In other words, allow the telco-ISP run a single IP data-plane at the head-end for its own DSL customers, so allowing local switching of traffic within an exchange, if the telco-ISP so desires. At the moment, regulations would tend to prevent the telco discriminating between its wholesale-ISP customers and its own ISP in such a way. If it's the case that there are enough trunk-link bandwidth savings to be made to outweigh the initial costs of re-engineering and further additional managements costs, then it'll happen (at which point there'll be the tricky problem of what to do about the wholesale-ISPs not enjoying this advantage). If not, we'll know it doesn't matter - no harm done. I.e. loosen the regulations so that we can at least allow one player to obtain data on whether we need to re-think whole-sale DSL..
This probably wouldn't work in the UK, where BT appears pretty well divided up.
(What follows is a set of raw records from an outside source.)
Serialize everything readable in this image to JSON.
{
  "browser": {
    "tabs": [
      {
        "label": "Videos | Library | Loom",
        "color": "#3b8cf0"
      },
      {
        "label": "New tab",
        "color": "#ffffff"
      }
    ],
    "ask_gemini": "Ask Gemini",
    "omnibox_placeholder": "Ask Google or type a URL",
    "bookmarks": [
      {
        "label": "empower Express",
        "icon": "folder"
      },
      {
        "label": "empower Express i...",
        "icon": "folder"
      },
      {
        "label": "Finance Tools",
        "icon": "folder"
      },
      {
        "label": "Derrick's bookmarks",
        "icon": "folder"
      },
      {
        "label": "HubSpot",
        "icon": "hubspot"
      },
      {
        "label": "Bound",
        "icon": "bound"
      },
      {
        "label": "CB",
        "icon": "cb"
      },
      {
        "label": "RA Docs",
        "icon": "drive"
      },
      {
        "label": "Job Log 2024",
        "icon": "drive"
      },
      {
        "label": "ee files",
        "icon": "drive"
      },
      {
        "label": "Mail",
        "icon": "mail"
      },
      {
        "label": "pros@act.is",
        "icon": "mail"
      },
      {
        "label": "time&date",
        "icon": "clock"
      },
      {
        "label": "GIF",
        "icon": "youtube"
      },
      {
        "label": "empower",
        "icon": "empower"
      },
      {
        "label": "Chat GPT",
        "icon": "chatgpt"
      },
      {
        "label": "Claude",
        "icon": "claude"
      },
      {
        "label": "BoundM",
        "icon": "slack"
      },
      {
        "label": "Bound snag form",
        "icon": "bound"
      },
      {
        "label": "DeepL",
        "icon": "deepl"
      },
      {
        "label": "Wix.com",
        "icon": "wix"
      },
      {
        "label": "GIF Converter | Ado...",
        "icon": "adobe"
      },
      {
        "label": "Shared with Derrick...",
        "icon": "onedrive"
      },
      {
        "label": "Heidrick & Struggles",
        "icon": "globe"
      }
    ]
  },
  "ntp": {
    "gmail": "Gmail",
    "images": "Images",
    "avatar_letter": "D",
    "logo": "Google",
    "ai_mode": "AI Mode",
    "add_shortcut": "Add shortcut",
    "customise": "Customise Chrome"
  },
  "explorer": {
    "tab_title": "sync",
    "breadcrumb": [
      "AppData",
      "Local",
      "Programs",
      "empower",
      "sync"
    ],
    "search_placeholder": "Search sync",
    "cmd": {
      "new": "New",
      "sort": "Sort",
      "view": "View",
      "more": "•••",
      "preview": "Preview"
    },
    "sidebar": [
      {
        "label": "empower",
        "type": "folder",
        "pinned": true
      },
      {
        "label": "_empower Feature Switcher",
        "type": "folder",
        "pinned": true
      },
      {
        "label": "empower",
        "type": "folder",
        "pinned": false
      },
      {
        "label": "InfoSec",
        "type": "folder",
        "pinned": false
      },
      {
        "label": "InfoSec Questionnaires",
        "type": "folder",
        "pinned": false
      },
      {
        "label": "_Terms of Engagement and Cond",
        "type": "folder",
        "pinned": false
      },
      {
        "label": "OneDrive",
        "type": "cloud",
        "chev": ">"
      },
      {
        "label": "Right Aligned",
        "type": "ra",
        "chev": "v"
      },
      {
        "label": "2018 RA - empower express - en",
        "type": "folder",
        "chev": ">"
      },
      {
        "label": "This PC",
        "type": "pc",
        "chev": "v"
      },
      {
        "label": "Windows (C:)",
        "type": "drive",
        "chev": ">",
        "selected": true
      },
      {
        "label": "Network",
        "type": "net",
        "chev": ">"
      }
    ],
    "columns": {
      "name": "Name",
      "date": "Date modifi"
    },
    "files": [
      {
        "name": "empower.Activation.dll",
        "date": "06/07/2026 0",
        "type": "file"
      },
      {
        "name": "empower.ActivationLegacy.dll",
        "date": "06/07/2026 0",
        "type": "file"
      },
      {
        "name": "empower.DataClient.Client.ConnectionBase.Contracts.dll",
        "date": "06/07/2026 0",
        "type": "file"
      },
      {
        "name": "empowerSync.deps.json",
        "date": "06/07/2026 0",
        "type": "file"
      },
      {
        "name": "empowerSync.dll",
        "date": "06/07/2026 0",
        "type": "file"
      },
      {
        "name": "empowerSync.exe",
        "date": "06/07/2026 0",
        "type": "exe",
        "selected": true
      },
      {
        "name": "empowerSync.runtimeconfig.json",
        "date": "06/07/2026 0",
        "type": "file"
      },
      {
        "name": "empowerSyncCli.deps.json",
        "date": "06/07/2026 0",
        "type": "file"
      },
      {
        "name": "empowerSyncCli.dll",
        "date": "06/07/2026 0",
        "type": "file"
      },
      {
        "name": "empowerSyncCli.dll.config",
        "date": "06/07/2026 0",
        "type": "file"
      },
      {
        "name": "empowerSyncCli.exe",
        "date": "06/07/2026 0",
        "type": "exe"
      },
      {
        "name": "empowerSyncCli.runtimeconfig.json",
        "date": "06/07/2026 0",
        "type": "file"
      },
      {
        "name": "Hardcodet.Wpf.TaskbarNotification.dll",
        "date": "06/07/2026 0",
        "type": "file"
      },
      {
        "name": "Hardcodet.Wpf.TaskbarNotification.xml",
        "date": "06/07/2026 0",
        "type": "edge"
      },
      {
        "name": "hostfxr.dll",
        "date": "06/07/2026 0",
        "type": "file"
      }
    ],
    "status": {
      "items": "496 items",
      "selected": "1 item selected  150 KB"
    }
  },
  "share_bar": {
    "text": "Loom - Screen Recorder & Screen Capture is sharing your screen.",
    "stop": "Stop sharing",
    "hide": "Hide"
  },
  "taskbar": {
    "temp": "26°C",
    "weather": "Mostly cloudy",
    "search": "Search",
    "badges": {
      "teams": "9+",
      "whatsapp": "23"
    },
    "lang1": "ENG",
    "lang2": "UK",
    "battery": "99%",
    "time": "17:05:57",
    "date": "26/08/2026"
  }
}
Might still work in Ireland, where Eircom appears still to be a single entity.
The benefits of the wholesale-DSL model in terms of the economic-efficiency of the network are actually negative[2]; both in terms of the congruence of IP/geography and in terms of the significant additional complexity and points-of-failure[1], which incur direct costs (engineering and sustaining) and indirect costs (more downtime for customers). Further, managing an IP network is well-understood, and the reliability of the whole-sale ISPs is reliant on the operational competence of the telco.
The benefits of the competition introduced by the wholesale-DSL model therefore must lie primarily in customer-facing services. Therefore we could reform things by allowing the telco to manage the entire network stack (terminating PPP where it wished, assigning IPs, etc..), while leaving customer-services and further value-added services (domains, email accounts, etc..) to the "ISPs".
1. E.g. in Ireland, the few (4 odd?) "BRAS" routers operated by Eircom, which exist to dispatch PPPoE sessions to the various ISPs, via L2TP/IP. The wholesale-ISP must operate their own access-routers in addition to the "BRAS" - with obvious implications for failure rates. In a simpler model, such dispatching wouldn't be needed and PPP sessions could be terminated on cheaper (and so more numerous and perhaps more widely distributed) access-routers.